Patton closes with a stirring manifesto, an urgent call to action for all those who do not want to see the hard lessons of AIDS education and activism wasted, or, with these lessons, the loss of so many more lives.
Patton (English/Temple Univ.) explores our country's response to the AIDS crisis vis-à-vis education and prevention, concluding that it is both homophobic and racist. When only the homosexual subculture seemed at risk, contends Patton, little effort was expended by US public health officials on education. Only later, when it became obvious that heterosexuals, too, could become infected with the AIDS virus, was there any concerted effort to prevent its spread. But by identifying AIDS almost exclusively with gay males, public health officials gave heterosexuals a false sense of security, failing to provide "the tools they needed to evaluate and reduce their own risk of contracting AIDS." By denying that their own sons might be engaging in sex with other men or injecting drugs into their veins, policymakers did little to protect their children.

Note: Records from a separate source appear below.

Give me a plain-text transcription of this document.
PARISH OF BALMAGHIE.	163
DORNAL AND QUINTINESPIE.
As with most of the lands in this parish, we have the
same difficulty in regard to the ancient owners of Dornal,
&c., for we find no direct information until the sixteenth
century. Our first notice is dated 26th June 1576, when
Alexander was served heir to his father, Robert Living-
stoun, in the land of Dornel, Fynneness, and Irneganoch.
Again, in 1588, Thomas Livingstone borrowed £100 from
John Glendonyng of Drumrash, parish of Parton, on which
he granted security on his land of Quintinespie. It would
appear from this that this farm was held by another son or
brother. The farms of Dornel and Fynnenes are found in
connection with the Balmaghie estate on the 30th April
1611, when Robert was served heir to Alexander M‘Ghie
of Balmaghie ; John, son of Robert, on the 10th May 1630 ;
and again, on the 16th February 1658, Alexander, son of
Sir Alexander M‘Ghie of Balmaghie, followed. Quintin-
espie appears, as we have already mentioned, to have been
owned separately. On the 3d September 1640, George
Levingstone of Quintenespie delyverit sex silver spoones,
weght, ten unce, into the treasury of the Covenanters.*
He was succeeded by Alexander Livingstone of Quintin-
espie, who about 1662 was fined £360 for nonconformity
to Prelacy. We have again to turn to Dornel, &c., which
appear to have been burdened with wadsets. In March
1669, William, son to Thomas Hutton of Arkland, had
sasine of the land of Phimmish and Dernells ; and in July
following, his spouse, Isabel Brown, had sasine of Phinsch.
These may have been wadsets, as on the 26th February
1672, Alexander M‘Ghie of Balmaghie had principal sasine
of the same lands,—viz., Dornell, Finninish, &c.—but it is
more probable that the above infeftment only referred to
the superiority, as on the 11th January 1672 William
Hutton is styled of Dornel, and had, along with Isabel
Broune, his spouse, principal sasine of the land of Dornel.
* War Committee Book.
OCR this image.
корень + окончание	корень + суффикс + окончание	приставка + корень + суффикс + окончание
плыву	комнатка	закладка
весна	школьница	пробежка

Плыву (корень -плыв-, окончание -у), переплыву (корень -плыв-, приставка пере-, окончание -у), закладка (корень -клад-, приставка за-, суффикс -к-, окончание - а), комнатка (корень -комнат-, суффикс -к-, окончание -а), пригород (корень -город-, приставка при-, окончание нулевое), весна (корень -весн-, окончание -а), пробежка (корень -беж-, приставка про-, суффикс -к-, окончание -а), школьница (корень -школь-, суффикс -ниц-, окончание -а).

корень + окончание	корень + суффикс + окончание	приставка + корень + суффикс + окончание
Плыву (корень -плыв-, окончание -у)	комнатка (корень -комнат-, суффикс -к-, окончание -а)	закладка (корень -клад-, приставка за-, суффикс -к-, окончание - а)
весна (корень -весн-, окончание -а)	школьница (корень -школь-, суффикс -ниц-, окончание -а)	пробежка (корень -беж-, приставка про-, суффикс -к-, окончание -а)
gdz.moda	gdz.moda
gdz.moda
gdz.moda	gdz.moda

They preferred to perceive them as too innocent to engage in risky behavior. And since the homosexual population was considered already at risk, little effort was put into stemming the epidemic among gay youth. Youth of color, Patton states, were also neglected by policy makers, since they were viewed as "unlikely to change their behavior or escape the environment that marks them as premodern." In addition to criticizing our country's approach to sex education, Patton assaults the media for its lack of integrity. She insists, for example, that the teenage sexuality of Ryan White (who contracted HIV through a blood transfusion) was overlooked, while Philadelphia's "Uncle Eddie" Savitz was unfairly condemned for transmitting the AIDS virus to large numbers of teenage boys.
With its painfully stilted academic prose and suffocating atmosphere of political correctness, Fatal Advice isn't likely to convince those who have seen greater complexity in the matter of AIDS education.